A journey to a destination on business or holiday is no longer seen as a means to an end. For the consumer, it can be an integral pleasure of the trip. Accordingly, researchers have performed comprehensive studies on sources of discomfort on ships.

Industrial Technologies

COMPASS has guided the shipbuilding and cruise holiday industries down the path to improved comfort for their passengers. This European funded project aimed to redress the problems caused by outmoded data on motion sickness. Once other comfort factors are taken into account, the design of a vessel and their incorporation into the final recommendations for optimum comfort and safety is a complex situation. A holistic study of the main comfort parameters such as lighting, temperature, noise, vibration and motion was therefore essential. Consortium partners of COMPASS, SES Europe AS based in Norway, conducted major studies over a six-year period. The aim was to assist ship designers in achieving the optimum combination of features in various vessels. These included a 280-capacity conventional catamaran on an inter-city route to the west of Norway. At the end of the project, SES had devised a new high-speed vessel concept called Air Supported Vessels.

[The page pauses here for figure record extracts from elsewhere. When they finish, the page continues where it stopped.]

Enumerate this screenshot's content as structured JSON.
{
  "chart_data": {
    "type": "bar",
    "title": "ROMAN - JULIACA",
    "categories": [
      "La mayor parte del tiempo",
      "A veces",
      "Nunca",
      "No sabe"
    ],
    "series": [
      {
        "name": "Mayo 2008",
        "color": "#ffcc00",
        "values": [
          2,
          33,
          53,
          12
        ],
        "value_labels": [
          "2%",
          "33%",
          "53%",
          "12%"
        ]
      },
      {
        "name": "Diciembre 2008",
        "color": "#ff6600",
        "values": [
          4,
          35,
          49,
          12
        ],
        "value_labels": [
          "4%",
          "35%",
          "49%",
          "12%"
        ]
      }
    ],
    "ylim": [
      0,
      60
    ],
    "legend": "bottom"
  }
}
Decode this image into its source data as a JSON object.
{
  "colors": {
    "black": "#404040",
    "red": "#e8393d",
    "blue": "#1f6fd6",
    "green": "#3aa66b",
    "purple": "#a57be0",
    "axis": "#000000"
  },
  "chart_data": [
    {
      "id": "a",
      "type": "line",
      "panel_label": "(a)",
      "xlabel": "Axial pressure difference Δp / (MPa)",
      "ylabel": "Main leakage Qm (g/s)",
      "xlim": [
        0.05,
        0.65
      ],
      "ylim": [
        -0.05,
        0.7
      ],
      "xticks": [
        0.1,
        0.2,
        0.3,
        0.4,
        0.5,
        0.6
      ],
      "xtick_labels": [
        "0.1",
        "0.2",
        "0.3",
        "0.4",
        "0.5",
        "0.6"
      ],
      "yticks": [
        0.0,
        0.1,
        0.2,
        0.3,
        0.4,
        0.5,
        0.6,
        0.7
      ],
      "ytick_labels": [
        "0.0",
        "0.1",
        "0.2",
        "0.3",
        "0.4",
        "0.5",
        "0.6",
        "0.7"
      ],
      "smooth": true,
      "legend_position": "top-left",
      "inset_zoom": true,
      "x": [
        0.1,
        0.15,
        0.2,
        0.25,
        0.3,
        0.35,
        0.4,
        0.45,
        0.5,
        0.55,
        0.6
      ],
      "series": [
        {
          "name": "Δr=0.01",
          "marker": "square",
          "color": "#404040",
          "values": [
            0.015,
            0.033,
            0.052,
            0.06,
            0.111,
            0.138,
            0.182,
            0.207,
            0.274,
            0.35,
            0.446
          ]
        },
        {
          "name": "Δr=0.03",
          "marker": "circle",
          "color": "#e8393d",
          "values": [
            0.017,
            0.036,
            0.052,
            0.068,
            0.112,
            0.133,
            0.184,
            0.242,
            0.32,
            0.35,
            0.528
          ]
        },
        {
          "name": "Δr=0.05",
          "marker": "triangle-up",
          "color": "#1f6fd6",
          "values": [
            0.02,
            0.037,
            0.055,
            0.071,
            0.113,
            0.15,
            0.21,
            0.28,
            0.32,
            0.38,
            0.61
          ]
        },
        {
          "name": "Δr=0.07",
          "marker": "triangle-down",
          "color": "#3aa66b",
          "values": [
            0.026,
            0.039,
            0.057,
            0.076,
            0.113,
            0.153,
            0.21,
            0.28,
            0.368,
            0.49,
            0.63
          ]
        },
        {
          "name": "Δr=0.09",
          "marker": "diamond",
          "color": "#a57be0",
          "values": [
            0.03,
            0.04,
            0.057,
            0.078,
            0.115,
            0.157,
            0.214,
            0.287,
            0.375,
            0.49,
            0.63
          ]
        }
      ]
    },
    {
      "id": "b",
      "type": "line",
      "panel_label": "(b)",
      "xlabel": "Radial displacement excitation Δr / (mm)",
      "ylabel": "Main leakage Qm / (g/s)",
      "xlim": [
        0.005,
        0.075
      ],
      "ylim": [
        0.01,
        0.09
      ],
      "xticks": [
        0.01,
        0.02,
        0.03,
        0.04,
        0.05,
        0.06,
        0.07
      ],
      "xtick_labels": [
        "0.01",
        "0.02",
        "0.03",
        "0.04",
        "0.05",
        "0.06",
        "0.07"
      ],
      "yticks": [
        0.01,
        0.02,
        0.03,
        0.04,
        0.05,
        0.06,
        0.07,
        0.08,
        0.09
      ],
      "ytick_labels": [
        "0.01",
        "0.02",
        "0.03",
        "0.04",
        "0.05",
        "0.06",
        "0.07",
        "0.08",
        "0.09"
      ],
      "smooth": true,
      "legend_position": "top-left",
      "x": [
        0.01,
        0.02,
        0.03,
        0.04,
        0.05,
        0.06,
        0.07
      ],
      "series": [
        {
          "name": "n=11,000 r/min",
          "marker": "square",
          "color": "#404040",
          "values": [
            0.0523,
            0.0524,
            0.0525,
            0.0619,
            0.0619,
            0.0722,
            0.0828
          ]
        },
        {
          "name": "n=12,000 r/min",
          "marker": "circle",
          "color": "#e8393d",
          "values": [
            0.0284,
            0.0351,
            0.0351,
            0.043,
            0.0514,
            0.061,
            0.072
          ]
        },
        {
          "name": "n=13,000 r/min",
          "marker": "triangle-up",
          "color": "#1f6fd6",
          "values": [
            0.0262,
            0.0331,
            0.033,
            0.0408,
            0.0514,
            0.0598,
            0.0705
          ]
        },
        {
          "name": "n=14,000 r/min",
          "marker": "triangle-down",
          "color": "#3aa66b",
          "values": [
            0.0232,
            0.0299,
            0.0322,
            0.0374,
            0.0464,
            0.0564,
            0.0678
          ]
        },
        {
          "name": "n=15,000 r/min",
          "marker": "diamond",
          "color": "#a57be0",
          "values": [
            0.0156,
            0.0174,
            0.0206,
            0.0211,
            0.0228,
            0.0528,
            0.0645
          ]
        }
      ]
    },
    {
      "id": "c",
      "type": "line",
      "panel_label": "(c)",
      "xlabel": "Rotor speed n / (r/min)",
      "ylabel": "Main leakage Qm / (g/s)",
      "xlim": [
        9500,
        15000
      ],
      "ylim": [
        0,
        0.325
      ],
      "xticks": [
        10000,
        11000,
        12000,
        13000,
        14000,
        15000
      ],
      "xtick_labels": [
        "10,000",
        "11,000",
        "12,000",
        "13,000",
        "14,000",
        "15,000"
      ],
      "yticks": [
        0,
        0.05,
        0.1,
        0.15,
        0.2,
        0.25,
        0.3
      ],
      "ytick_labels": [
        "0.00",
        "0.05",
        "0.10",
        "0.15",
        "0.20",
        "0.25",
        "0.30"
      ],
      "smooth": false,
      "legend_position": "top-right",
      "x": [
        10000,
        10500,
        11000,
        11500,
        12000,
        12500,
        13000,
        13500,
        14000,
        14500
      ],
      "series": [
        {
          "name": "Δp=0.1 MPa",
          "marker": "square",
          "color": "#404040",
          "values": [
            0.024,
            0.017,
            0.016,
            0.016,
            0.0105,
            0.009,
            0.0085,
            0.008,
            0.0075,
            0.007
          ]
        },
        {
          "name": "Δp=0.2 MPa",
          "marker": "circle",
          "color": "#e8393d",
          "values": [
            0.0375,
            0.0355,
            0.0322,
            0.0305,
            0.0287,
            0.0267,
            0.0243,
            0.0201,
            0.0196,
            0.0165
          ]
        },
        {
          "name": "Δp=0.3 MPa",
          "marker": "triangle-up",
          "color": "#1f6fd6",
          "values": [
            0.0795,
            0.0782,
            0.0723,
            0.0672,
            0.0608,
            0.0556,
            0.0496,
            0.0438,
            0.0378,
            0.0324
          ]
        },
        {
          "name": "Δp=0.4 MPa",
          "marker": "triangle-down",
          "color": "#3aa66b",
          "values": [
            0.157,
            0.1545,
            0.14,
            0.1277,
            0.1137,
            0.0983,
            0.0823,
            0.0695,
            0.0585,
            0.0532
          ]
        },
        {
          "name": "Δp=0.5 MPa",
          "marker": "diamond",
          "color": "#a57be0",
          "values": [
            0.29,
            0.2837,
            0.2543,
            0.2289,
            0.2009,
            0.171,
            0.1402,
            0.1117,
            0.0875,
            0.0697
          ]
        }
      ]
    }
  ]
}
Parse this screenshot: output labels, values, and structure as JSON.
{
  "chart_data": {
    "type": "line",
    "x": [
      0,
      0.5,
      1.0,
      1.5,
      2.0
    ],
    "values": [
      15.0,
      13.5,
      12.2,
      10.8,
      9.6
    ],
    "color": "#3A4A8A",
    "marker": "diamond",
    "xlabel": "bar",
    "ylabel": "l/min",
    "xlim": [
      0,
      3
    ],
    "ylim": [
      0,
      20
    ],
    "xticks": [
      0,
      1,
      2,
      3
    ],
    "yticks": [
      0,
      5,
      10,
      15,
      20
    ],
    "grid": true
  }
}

Furthermore, they collaborated with other partners to create a comfort data sample with respect to a conventional cruise ferry sailing between Stockholm and Helsinki in the Baltic Sea. This can be a gruelling 16-hour journey if one experiences motion sickness. The novel feature of this study was that simultaneous measurements of ship parameters and human responses were recorded. Feedback from over 1300 passengers on four trips was included in the dataset. Vibration and noise, both major source of discomfort, were also measured at points distributed through the ship. Competition within the leisure vessel industry is fierce and a large proportion of the emphasis is based on passenger well being as luxury features become more standard in ships. Incorporation of this comprehensive data is set to continue to improve the performance of the European ship-building industry as well as the comfort rating for passengers. Possible applications include offshore floating and semi-submersible units.